POLAND:Poland is mourning the death of journalist and author Ryszard Kapuscinski, whose writings on war and conflict around the world raised reportage to the level of literature.
The Polish parliament held a minute's silence yesterday in honour of Kapuscinksi, who reported on 27 coups, received four death sentences and befriended Che Guevara and Salvador Allende in a career spanning half a century.
He died of a heart attack in a Warsaw hospital on Tuesday night after complications following surgery on his digestive system.
"It is a blow for Polish literature, for Polish culture" said the president Lech Kaczynski. "We had few people like him. It is such a pity that he left us now; I think he could have done so much more."

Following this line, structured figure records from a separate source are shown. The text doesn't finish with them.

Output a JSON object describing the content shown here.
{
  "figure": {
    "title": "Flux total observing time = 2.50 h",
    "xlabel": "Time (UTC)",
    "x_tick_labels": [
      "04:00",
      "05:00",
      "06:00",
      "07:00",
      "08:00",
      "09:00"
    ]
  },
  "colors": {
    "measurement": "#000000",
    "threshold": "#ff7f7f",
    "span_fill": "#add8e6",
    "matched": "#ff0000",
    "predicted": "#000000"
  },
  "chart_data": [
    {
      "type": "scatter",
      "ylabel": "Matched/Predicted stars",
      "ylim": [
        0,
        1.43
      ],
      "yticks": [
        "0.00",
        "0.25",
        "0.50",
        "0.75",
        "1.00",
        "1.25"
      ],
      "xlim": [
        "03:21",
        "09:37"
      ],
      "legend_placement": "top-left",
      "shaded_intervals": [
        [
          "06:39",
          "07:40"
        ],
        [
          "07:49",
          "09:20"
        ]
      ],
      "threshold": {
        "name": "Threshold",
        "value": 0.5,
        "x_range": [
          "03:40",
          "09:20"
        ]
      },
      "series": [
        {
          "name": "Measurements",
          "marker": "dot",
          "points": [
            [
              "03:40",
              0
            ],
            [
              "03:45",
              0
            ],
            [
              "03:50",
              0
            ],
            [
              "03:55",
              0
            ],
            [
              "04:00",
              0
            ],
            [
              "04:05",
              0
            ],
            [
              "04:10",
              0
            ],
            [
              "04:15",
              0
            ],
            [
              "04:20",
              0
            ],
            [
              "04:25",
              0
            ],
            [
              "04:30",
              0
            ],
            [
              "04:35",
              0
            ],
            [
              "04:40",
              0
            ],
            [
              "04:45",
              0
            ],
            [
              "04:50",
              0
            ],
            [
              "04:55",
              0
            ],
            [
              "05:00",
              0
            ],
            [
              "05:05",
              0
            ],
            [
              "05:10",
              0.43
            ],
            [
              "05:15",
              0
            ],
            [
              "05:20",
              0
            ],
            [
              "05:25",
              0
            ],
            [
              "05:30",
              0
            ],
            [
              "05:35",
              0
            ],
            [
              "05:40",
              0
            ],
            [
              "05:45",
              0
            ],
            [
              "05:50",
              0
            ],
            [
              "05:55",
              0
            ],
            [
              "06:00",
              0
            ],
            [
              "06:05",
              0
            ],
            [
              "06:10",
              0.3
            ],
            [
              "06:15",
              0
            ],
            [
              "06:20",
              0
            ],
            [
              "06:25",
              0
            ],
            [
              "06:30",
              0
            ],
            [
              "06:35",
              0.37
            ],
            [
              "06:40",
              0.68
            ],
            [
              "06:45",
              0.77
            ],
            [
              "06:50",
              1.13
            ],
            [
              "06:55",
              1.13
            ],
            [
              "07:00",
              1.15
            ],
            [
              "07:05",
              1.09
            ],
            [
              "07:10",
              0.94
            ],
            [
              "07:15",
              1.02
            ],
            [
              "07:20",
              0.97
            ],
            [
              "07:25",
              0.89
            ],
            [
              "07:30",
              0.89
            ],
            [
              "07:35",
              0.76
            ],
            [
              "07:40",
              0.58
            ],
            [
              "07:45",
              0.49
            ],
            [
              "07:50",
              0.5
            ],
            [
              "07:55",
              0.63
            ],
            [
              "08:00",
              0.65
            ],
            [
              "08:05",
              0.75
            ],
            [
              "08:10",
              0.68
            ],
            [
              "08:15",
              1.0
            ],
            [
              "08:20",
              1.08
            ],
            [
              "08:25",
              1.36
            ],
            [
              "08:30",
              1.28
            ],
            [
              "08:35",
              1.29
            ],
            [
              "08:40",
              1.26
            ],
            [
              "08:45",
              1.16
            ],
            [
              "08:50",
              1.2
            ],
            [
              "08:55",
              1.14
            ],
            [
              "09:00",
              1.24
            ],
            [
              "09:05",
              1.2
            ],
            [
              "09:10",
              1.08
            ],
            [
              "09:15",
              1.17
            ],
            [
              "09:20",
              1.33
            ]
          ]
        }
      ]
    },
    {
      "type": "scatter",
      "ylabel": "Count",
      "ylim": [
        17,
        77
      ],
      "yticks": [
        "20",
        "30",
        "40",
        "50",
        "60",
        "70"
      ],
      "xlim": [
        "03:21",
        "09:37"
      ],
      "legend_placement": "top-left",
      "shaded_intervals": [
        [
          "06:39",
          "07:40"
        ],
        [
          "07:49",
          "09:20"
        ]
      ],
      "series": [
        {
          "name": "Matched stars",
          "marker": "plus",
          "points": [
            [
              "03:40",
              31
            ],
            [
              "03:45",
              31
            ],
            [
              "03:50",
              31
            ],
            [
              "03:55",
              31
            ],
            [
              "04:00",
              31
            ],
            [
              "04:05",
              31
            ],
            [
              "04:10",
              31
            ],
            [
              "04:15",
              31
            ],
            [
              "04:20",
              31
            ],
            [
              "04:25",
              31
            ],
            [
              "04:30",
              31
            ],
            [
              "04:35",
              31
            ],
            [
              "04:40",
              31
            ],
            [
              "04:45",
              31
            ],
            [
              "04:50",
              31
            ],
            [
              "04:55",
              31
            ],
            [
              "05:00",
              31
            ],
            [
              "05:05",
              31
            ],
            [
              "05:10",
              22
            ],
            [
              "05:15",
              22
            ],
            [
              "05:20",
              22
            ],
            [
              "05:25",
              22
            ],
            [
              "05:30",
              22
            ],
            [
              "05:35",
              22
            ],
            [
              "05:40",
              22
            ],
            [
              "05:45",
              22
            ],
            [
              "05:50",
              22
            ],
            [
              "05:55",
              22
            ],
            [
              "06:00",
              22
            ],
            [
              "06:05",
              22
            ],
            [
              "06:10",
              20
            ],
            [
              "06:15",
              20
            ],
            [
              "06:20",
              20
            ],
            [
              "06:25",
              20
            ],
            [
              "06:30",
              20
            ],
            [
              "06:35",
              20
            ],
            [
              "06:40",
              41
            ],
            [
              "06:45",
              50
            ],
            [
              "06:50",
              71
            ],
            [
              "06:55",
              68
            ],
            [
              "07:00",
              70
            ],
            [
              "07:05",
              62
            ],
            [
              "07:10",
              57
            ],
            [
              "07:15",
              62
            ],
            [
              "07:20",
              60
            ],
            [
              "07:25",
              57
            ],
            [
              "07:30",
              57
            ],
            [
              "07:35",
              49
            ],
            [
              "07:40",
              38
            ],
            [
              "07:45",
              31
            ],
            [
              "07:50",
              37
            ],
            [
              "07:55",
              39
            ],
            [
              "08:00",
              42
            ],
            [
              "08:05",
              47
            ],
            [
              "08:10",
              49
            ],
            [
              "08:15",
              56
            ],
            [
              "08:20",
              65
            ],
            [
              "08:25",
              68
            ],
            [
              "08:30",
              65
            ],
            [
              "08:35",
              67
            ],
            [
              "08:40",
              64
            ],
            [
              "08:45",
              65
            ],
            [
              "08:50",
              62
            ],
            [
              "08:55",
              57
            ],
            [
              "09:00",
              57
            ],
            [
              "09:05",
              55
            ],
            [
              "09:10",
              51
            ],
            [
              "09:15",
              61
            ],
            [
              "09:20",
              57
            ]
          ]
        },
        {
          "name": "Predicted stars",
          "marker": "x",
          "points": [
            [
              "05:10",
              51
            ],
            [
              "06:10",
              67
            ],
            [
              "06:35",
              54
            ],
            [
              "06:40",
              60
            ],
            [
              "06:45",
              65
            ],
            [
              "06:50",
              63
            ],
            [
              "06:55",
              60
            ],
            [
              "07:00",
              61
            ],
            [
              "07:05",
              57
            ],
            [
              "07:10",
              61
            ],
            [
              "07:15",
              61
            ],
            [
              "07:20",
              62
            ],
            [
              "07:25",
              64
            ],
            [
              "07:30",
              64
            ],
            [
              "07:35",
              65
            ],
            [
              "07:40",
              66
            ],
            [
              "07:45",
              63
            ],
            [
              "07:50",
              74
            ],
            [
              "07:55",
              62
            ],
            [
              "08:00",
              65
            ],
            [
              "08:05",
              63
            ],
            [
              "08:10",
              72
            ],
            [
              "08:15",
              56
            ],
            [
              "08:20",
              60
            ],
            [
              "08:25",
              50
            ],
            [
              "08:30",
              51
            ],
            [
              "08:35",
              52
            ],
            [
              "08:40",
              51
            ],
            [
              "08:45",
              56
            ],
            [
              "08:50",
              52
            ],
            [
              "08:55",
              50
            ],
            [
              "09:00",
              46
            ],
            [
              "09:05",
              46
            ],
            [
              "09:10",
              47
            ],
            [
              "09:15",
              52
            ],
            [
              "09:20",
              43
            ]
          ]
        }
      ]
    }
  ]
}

Kapuscinksi was born in 1932 in the eastern Polish town of Pinsk in Belarus. Educated in Warsaw, he was hired by the Polish news agency PAP as its Africa correspondent in 1962 and sent home gripping dispatches filled with colour, insight and analysis. To escape the restraints of news reporting, he began reworking his material into longer literary essays, writings which lead John Le Carré to dub him the "wizard of reportage".
The first of his works to be translated into English was The Emperor, a series of interviews in which courtiers recounted the last days in 1974 of Ethiopian ruler, Haile Selassie. Later followed Shah of Shahs documenting the Iranian Revolution and the reportage collection The Soccer War, named after the four-day war between Honduras and El Salvador over World Cup qualification matches which left 6,000 dead.
Poland's communist authorities stripped him of his journalism credentials in 1981 because of his sympathies with the pro-democracy movement. One of his most widely-read works, Imperium, captures the stories of ordinary people living in the disintegrating Soviet Union in 1989.
"I write for people everywhere still young enough to be curious about the world," he said in an interview last year, after he was nominated but not awarded the Nobel Prize for Literature.
Shortly before his death, he told Polish radio that revolutions and coups, the subject matter of his writings, were inevitable in an unjust world.
"We are living in a world in which the fruits of progress and development are very unjustly divided and, thanks to television and the media, the poor people, who are in the majority, feel very deeply that they are marginalised. This produces very strong feelings of frustration, unhappiness and eventually hate and revenge."